WOMEN in Port Moresby have to cope with bullying and humiliation from the hands of human beings that came into the world through a mother’s womb.
The sentence doesn’t sound rational but that is the way things are in PNG’s national capital.
Our mothers and sisters fear the men in blue cruising around in troop carriers, whipping any Tom, Dick and Harry as if these humans are black stallions in a Melbourne cup.
Women are whipped with fan belts just as hard as the psychopaths caught at Gordon’s market trying to rape a school girl in broad day light.
Rational people wonder what prompted the men in blue to come down so low to whip the mothers with fan belts who toil to make ends meet in an unforgiving society like Port Moresby.
Is PNG Robert Mugabe’s Zimbabwe? It seems like one at the moment with all this sophistry from the echelons of power.
Anyway, let’s leave these crooks for a while and go to the delivery theatre in the Port Moresby general Hospital.
Mothers are complaining that some of the nursing sisters working in the delivery theatre have adopted the same disgusting behaviour of the thugs I refer to above.
Many of the poor mothers in the settlements fear to go to the theatre to deliver their babies because of the inhuman treatment from some nursing sisters.
Mothers who go in for their second or subsequent child are told to shut up and deliver in silence. If they yell and call for their mother or the angels in their pain they are simply asking for humiliation.
‘When you opened your legs it was fun, why agonise now’ or ‘when you had sex, did you think of your mother? Is it your first time to deliver? Shut up,’ are some common verbal abuses.
‘The slanging is humiliating,’ the mothers lament.
If a wife of a security guard or a buai seller goes in there for a third or fourth baby, she is told bluntly that her husband is a poor man and she needs to deliver this baby and go straight to the doctors for tubal ligation.
If the mother refuses tubal litigation then she is told not to come back if she gets pregnant again. If she tells them of her religious beliefs forbidding tubal litigation she will hear responses like, ‘Will the priest, pastor or imam feed your child?’
PNG is not a welfare state and does not care about how we eat, sleep, and raise our children. It is true that the social indicators reflect badly on the overall livelihood of people in PNG and we need to limit the number of our children to advance the family unit but that has to be communicated to the mothers in a more appropriate way.
Mothers go into the delivery theatre with a lot of problems. Some come from abusive husbands, others might be divorced mothers or HIV positive.
Some come to the delivery theatre with hungry stomachs and no toea in their bilums. They are already overwhelmed with problems and with labour pains. A chorus of humiliating chants and the mothers surely are in hell.
Due to the fear of coercion in the theatre rooms many working class mothers decide to go to the private hospitals, even though they charge hefty fees. The poorer mothers in the city have no choice but to develop a thick skin to cope through the humiliation from their own kind.
The mothers say the men in the delivery theatres are very professional and do their job with diligence. This is a positive for PNG men in the medical profession.
There are some very professional female nursing sisters too and the mothers speak highly of them. A mother reported; ‘I delivered at around 3 am in the morning and the sister was the most humane I ever met. The nurse treated me as if I was her sister.
She helped me deliver, cleaned the baby, dressed her and told me I had a beautiful daughter with a smile.
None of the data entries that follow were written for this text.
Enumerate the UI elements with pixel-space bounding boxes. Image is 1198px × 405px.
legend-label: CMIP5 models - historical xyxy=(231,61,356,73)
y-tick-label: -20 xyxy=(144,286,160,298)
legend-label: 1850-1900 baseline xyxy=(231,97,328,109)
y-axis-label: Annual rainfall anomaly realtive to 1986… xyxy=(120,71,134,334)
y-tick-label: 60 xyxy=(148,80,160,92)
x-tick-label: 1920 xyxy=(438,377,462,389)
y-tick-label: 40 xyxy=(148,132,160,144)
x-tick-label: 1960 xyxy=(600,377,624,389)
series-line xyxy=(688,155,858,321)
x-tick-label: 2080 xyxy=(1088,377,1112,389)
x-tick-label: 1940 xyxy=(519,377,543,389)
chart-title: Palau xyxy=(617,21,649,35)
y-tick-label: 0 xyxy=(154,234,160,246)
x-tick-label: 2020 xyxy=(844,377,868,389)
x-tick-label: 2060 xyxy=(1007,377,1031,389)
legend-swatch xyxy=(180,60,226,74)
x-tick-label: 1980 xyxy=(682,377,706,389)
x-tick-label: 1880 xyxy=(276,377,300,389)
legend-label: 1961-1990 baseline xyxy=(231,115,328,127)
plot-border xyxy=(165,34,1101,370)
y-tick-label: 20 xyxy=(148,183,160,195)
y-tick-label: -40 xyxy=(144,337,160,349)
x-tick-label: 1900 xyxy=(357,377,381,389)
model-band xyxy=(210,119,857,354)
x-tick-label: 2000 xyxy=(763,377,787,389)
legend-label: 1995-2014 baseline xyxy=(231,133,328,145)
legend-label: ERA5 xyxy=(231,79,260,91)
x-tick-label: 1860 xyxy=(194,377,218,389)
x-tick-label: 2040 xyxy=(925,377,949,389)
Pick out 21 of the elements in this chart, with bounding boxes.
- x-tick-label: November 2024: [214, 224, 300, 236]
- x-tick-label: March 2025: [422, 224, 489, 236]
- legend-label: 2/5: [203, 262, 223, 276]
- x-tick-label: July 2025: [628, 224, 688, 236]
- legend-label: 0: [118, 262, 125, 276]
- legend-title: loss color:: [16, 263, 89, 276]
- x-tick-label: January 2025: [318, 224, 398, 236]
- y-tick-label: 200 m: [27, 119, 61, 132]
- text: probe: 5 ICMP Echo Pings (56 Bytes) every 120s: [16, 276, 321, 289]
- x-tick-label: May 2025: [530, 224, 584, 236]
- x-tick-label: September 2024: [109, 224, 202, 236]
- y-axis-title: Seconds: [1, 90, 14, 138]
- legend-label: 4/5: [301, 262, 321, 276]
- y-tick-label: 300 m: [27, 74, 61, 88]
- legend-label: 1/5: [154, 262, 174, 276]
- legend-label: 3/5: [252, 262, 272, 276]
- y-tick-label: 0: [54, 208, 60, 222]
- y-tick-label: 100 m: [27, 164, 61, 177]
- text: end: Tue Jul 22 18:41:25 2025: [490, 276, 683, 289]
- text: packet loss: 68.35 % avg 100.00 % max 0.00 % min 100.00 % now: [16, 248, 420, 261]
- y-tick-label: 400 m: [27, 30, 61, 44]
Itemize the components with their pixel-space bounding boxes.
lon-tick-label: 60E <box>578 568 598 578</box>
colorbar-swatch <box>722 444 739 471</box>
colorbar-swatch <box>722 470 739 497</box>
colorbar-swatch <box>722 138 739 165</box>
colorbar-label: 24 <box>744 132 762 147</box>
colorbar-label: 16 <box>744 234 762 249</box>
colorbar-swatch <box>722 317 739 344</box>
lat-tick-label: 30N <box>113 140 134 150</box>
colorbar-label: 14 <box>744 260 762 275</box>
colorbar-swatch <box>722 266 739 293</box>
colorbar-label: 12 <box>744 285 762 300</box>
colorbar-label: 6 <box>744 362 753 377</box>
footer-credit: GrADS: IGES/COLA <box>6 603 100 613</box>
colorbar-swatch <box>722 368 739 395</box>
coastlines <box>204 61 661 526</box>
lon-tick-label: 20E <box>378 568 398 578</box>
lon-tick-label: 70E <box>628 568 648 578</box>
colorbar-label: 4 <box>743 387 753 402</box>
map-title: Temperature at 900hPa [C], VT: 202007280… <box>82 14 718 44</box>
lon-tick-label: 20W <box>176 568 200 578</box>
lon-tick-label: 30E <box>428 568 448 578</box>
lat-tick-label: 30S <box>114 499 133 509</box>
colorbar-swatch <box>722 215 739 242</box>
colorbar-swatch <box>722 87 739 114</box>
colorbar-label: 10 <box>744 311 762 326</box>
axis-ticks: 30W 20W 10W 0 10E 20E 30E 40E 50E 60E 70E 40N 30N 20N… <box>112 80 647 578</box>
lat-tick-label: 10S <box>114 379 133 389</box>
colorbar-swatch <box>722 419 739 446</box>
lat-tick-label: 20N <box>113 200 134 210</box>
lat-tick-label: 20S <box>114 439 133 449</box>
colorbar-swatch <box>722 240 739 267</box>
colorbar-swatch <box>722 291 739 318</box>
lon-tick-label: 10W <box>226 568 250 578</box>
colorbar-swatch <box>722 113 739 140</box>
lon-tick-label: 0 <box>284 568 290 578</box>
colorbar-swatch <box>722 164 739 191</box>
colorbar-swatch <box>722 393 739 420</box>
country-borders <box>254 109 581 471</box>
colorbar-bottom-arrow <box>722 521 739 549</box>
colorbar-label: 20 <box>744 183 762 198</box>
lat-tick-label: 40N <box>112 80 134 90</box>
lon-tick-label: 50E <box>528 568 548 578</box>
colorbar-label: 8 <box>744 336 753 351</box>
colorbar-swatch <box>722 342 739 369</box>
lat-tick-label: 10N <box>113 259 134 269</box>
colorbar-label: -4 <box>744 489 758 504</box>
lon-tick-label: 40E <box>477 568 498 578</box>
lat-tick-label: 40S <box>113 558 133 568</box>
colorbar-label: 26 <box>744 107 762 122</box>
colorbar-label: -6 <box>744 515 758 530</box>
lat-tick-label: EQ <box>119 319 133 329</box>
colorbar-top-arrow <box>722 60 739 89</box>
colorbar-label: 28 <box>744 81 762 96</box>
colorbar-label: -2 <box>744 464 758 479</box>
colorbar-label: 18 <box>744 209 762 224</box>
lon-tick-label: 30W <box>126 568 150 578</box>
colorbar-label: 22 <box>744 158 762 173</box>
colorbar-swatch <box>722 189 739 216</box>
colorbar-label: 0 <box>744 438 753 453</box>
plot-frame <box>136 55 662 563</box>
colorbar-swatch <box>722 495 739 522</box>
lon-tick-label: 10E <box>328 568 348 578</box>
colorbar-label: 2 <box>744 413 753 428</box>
I was happy with her manners and professionalism.
‘Before I moved to the ward I gave her some money in appreciation but she refused to take it and told me to use the money to take a taxi home after being discharged’.
That was a white angel and the mothers say they would like to meet more of her kind in the delivery theatre and not those rude ones.
Our mothers’ ethnic background, their strata, their husband’s profession, their education, size or beauty should not be a factor in how they are treated in the theatre. They must be seen as human beings with a dignity and must be accorded due respect regardless.